Early Voting at The Met
The museum is one of 16 additional early voting sites formally approved by the Board of Elections
To help avoid last fall’s early voting fiasco – which saw Upper East Siders waiting for hours in long lines to cast their ballots – the Metropolitan Museum of Art is stepping up as an additional polling site for the June primary.
Assembly Member Rebecca Seawright, who represents part of the Upper East Side and Roosevelt Island, announced this week The Met’s plans to open its doors to voters for the first time in its 151-year history. The museum will be open for early voting from June 12 to 20 and for the primary election on June 22. New Yorkers from both parties will be picking their nominees for mayor, City Council, borough president, district attorney, and other offices.

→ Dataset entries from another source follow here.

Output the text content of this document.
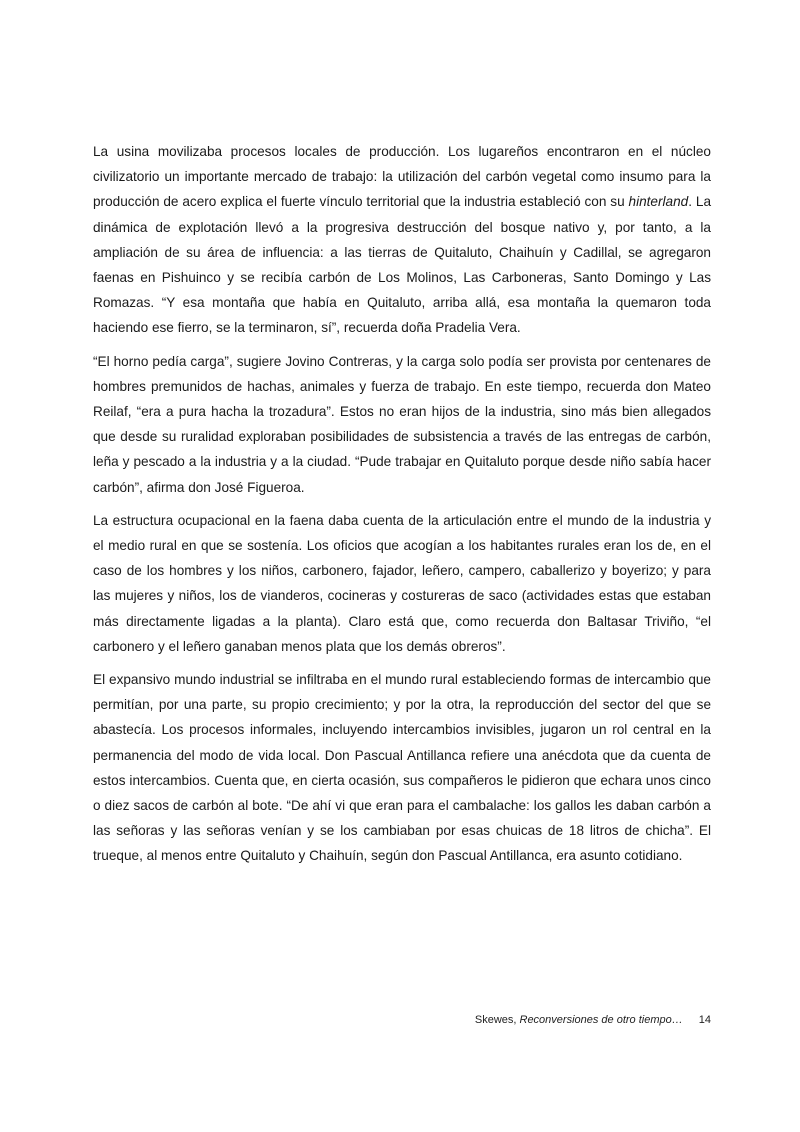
La usina movilizaba procesos locales de producción. Los lugareños encontraron en el núcleo civilizatorio un importante mercado de trabajo: la utilización del carbón vegetal como insumo para la producción de acero explica el fuerte vínculo territorial que la industria estableció con su hinterland. La dinámica de explotación llevó a la progresiva destrucción del bosque nativo y, por tanto, a la ampliación de su área de influencia: a las tierras de Quitaluto, Chaihuín y Cadillal, se agregaron faenas en Pishuinco y se recibía carbón de Los Molinos, Las Carboneras, Santo Domingo y Las Romazas. “Y esa montaña que había en Quitaluto, arriba allá, esa montaña la quemaron toda haciendo ese fierro, se la terminaron, sí”, recuerda doña Pradelia Vera.

“El horno pedía carga”, sugiere Jovino Contreras, y la carga solo podía ser provista por centenares de hombres premunidos de hachas, animales y fuerza de trabajo. En este tiempo, recuerda don Mateo Reilaf, “era a pura hacha la trozadura”. Estos no eran hijos de la industria, sino más bien allegados que desde su ruralidad exploraban posibilidades de subsistencia a través de las entregas de carbón, leña y pescado a la industria y a la ciudad. “Pude trabajar en Quitaluto porque desde niño sabía hacer carbón”, afirma don José Figueroa.

La estructura ocupacional en la faena daba cuenta de la articulación entre el mundo de la industria y el medio rural en que se sostenía. Los oficios que acogían a los habitantes rurales eran los de, en el caso de los hombres y los niños, carbonero, fajador, leñero, campero, caballerizo y boyerizo; y para las mujeres y niños, los de vianderos, cocineras y costureras de saco (actividades estas que estaban más directamente ligadas a la planta). Claro está que, como recuerda don Baltasar Triviño, “el carbonero y el leñero ganaban menos plata que los demás obreros”.

El expansivo mundo industrial se infiltraba en el mundo rural estableciendo formas de intercambio que permitían, por una parte, su propio crecimiento; y por la otra, la reproducción del sector del que se abastecía. Los procesos informales, incluyendo intercambios invisibles, jugaron un rol central en la permanencia del modo de vida local. Don Pascual Antillanca refiere una anécdota que da cuenta de estos intercambios. Cuenta que, en cierta ocasión, sus compañeros le pidieron que echara unos cinco o diez sacos de carbón al bote. “De ahí vi que eran para el cambalache: los gallos les daban carbón a las señoras y las señoras venían y se los cambiaban por esas chuicas de 18 litros de chicha”. El trueque, al menos entre Quitaluto y Chaihuín, según don Pascual Antillanca, era asunto cotidiano.

Skewes, Reconversiones de otro tiempo… 14
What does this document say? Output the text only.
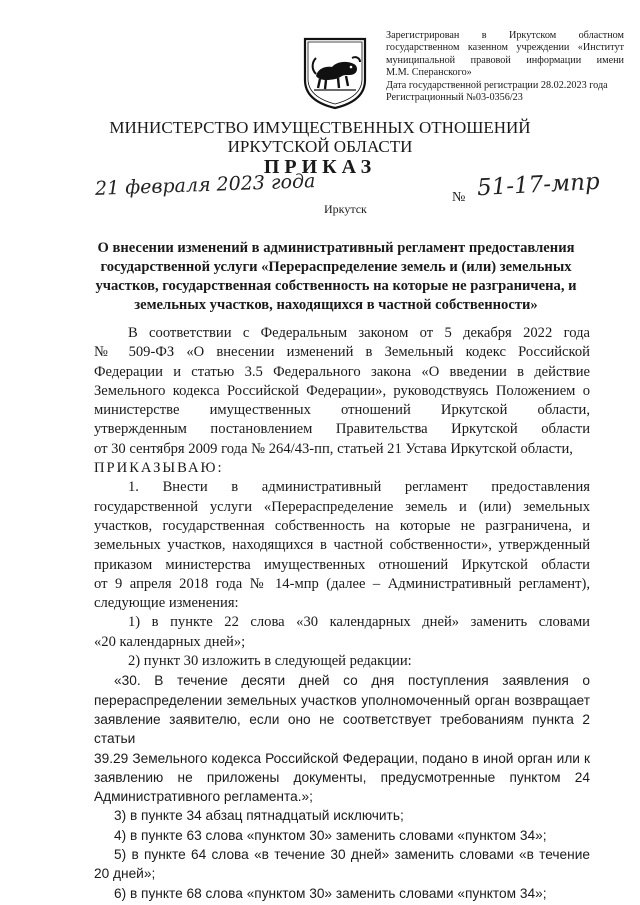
Зарегистрирован в Иркутском областном
государственном казенном учреждении «Институт
муниципальной правовой информации имени
М.М. Сперанского»
Дата государственной регистрации 28.02.2023 года
Регистрационный №03-0356/23
МИНИСТЕРСТВО ИМУЩЕСТВЕННЫХ ОТНОШЕНИЙ
ИРКУТСКОЙ ОБЛАСТИ
ПРИКАЗ
21 февраля 2023 года	№ 51-17-мпр
Иркутск
О внесении изменений в административный регламент предоставления
государственной услуги «Перераспределение земель и (или) земельных
участков, государственная собственность на которые не разграничена, и
земельных участков, находящихся в частной собственности»

В соответствии с Федеральным законом от 5 декабря 2022 года

№ 509-ФЗ «О внесении изменений в Земельный кодекс Российской

Федерации и статью 3.5 Федерального закона «О введении в действие

Земельного кодекса Российской Федерации», руководствуясь Положением о

министерстве имущественных отношений Иркутской области,

утвержденным постановлением Правительства Иркутской области

от 30 сентября 2009 года № 264/43-пп, статьей 21 Устава Иркутской области,

ПРИКАЗЫВАЮ:

1. Внести в административный регламент предоставления

государственной услуги «Перераспределение земель и (или) земельных

участков, государственная собственность на которые не разграничена, и

земельных участков, находящихся в частной собственности», утвержденный

приказом министерства имущественных отношений Иркутской области

от 9 апреля 2018 года № 14-мпр (далее – Административный регламент),

следующие изменения:

1) в пункте 22 слова «30 календарных дней» заменить словами

«20 календарных дней»;

2) пункт 30 изложить в следующей редакции:

«30. В течение десяти дней со дня поступления заявления о

перераспределении земельных участков уполномоченный орган возвращает

заявление заявителю, если оно не соответствует требованиям пункта 2 статьи

39.29 Земельного кодекса Российской Федерации, подано в иной орган или к

заявлению не приложены документы, предусмотренные пунктом 24

Административного регламента.»;

3) в пункте 34 абзац пятнадцатый исключить;

4) в пункте 63 слова «пунктом 30» заменить словами «пунктом 34»;

5) в пункте 64 слова «в течение 30 дней» заменить словами «в течение

20 дней»;

6) в пункте 68 слова «пунктом 30» заменить словами «пунктом 34»;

The museum is one of the 16 additional early voting sites formally approved by the New York City Board of Elections, now totaling 104 sites citywide for the June primary.
“We commend President and CEO Daniel H. Weiss for setting an example in civic leadership for which The Met is internationally recognized,” Seawright said in a statement. “More early voting locations will eliminate lines and long wait times.”

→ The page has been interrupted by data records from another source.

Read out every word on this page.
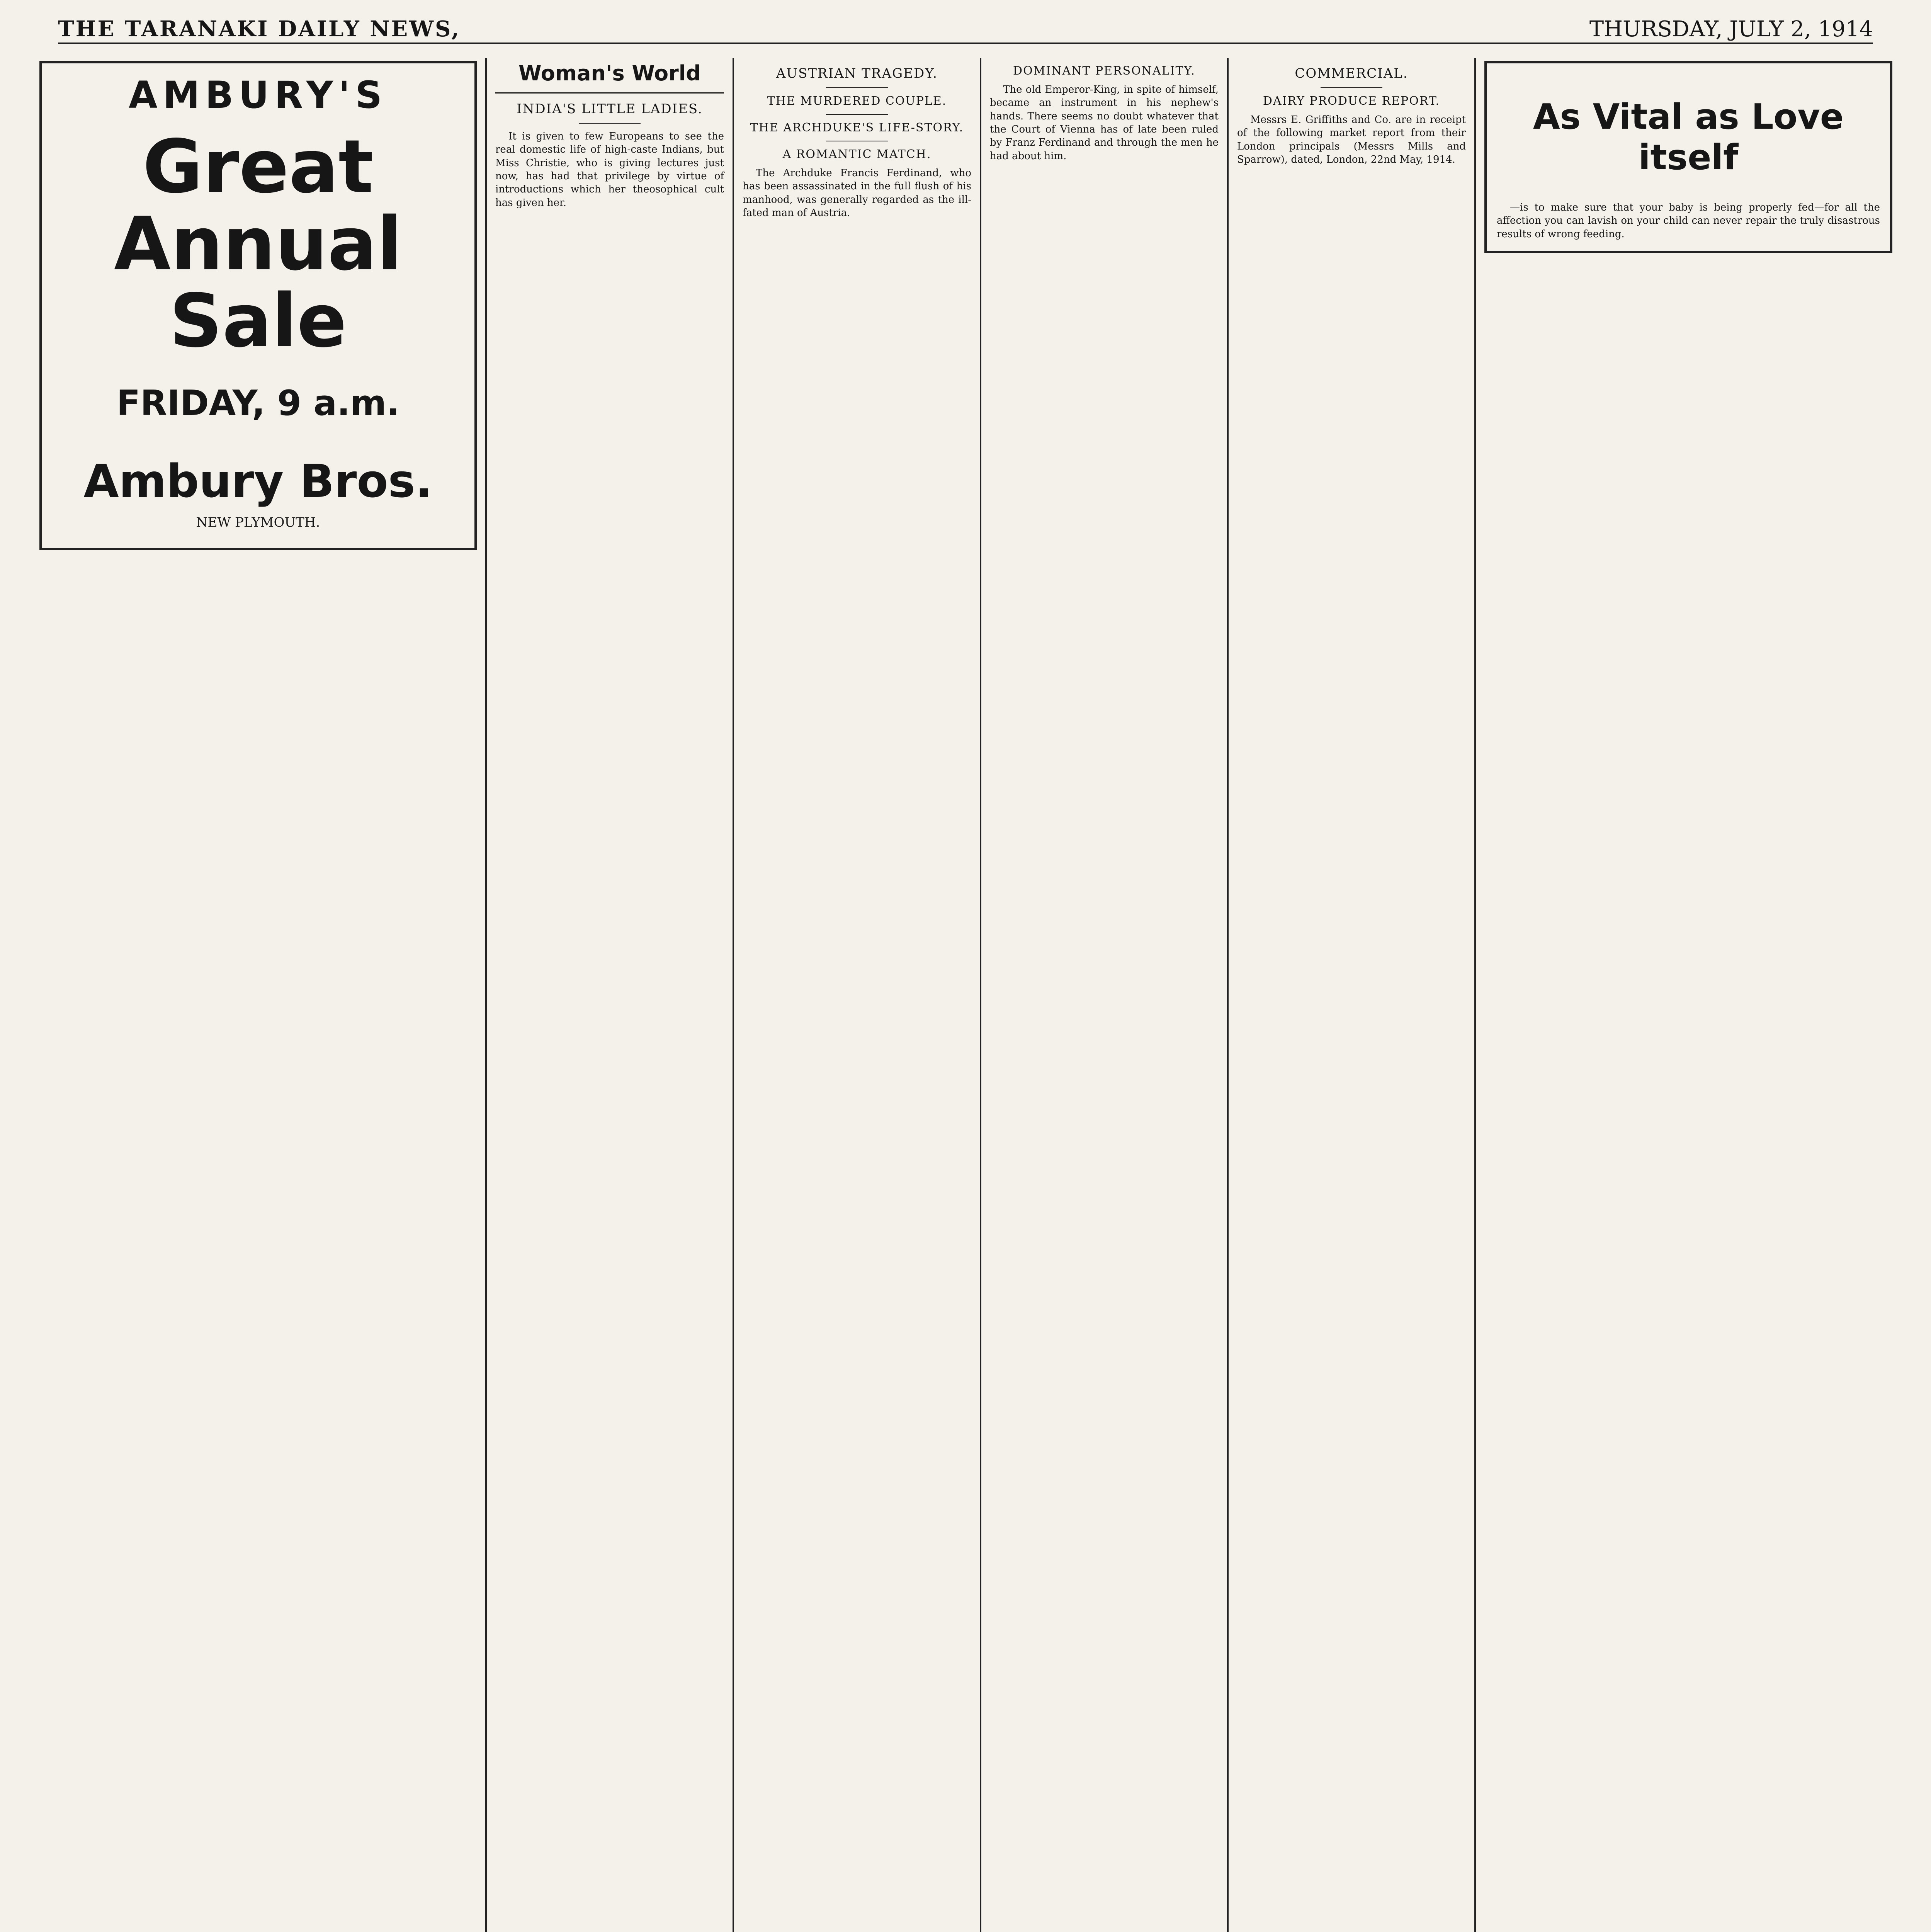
THE TARANAKI DAILY NEWS,	THURSDAY, JULY 2, 1914
AMBURY'S
Great Annual Sale
FRIDAY, 9 a.m.
Ambury Bros.
NEW PLYMOUTH.
Woman's World
INDIA'S LITTLE LADIES.

It is given to few Europeans to see the real domestic life of high-caste Indians, but Miss Christie, who is giving lectures just now, has had that privilege by virtue of introductions which her theosophical cult has given her.

AUSTRIAN TRAGEDY.
THE MURDERED COUPLE.
THE ARCHDUKE'S LIFE-STORY.
A ROMANTIC MATCH.

The Archduke Francis Ferdinand, who has been assassinated in the full flush of his manhood, was generally regarded as the ill-fated man of Austria.

DOMINANT PERSONALITY.

The old Emperor-King, in spite of himself, became an instrument in his nephew's hands. There seems no doubt whatever that the Court of Vienna has of late been ruled by Franz Ferdinand and through the men he had about him.

COMMERCIAL.
DAIRY PRODUCE REPORT.

Messrs E. Griffiths and Co. are in receipt of the following market report from their London principals (Messrs Mills and Sparrow), dated, London, 22nd May, 1914.

As Vital as Love itself

—is to make sure that your baby is being properly fed—for all the affection you can lavish on your child can never repair the truly disastrous results of wrong feeding.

Seawright initially pushed for more early voting sites last fall when 118,000 eligible voters were all assigned to a single polling site at Robert F. Wagner Middle School on the UES, resulting in wait times lasting in some cases several hours. At the time, the assembly member threatened litigation if the BOE did not open an additional location in order to alleviate the overburdened site, describing the situation as a “horrendous treatment of the disabled, senior citizens, and working men and women - voters who have stood in line for several hours to cast their ballots, including in the rain.” In response, the BOE eventually added Marymount Manhattan College to its roster of early voting sites.
In preparation of the June primary, Seawright and some of her East Side colleagues helped secure The Met as a polling site with a letter to Weiss and the BOE pointing out the lack of locations in the neighborhood.

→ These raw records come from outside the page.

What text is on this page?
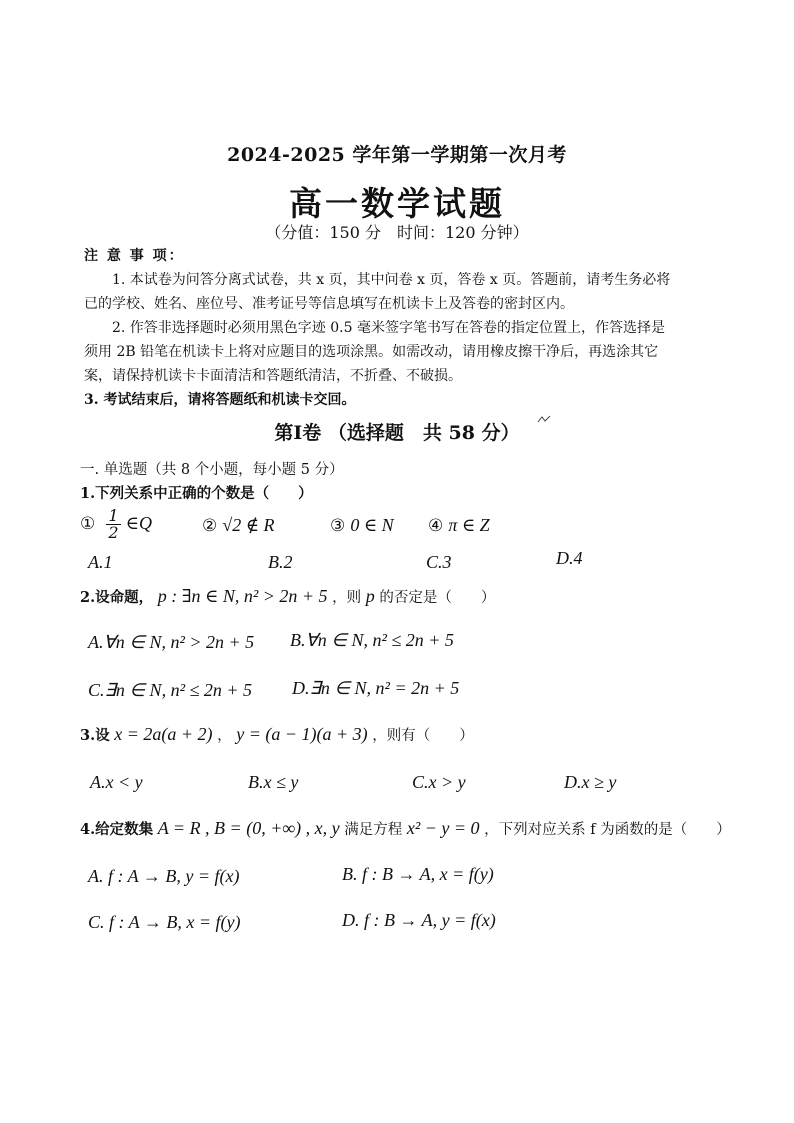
2024-2025 学年第一学期第一次月考
高一数学试题
（分值：150 分　时间：120 分钟）
注 意 事 项：
1. 本试卷为问答分离式试卷，共 x 页，其中问卷 x 页，答卷 x 页。答题前，请考生务必将
已的学校、姓名、座位号、准考证号等信息填写在机读卡上及答卷的密封区内。
2. 作答非选择题时必须用黑色字迹 0.5 毫米签字笔书写在答卷的指定位置上，作答选择是
须用 2B 铅笔在机读卡上将对应题目的选项涂黑。如需改动，请用橡皮擦干净后，再选涂其它
案，请保持机读卡卡面清洁和答题纸清洁，不折叠、不破损。
3. 考试结束后，请将答题纸和机读卡交回。
第Ⅰ卷 （选择题　共 58 分）
一. 单选题（共 8 个小题，每小题 5 分）
1.下列关系中正确的个数是（　　）
① $\frac{1}{2}$ ∈Q	② √2 ∉ R	③ 0 ∈ N ④ π ∈ Z
A.1	B.2	C.3	D.4
2.设命题， p : ∃n ∈ N, n² > 2n + 5 ，则 p 的否定是（　　）
A.∀n ∈ N, n² > 2n + 5 B.∀n ∈ N, n² ≤ 2n + 5
C.∃n ∈ N, n² ≤ 2n + 5 D.∃n ∈ N, n² = 2n + 5
3.设 x = 2a(a + 2) ， y = (a − 1)(a + 3) ，则有（　　）
A.x < y	B.x ≤ y	C.x > y	D.x ≥ y
4.给定数集 A = R , B = (0, +∞) , x, y 满足方程 x² − y = 0 ，下列对应关系 f 为函数的是（　　）
A. f : A → B, y = f(x)	B. f : B → A, x = f(y)
C. f : A → B, x = f(y)	D. f : B → A, y = f(x)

“During the last Presidential election, the New York City Board of Elections deployed only 9 early voting sites for more than 1.18 Million voters in Manhattan (roughly one assigned site per 131,270 voters),” the officials wrote. “That’s more than double the ratio of voters per site prescribed by the law, rendering Manhattan the most under-served locality for early voting access in the City and the State.”
The BOE approved the site Tuesday. Marymount College and Robert H. Wagner Middle School will be open to East Side voters again this year. To find out your assigned early voting and Election Day polling place, visit findmypollsite.vote.nyc.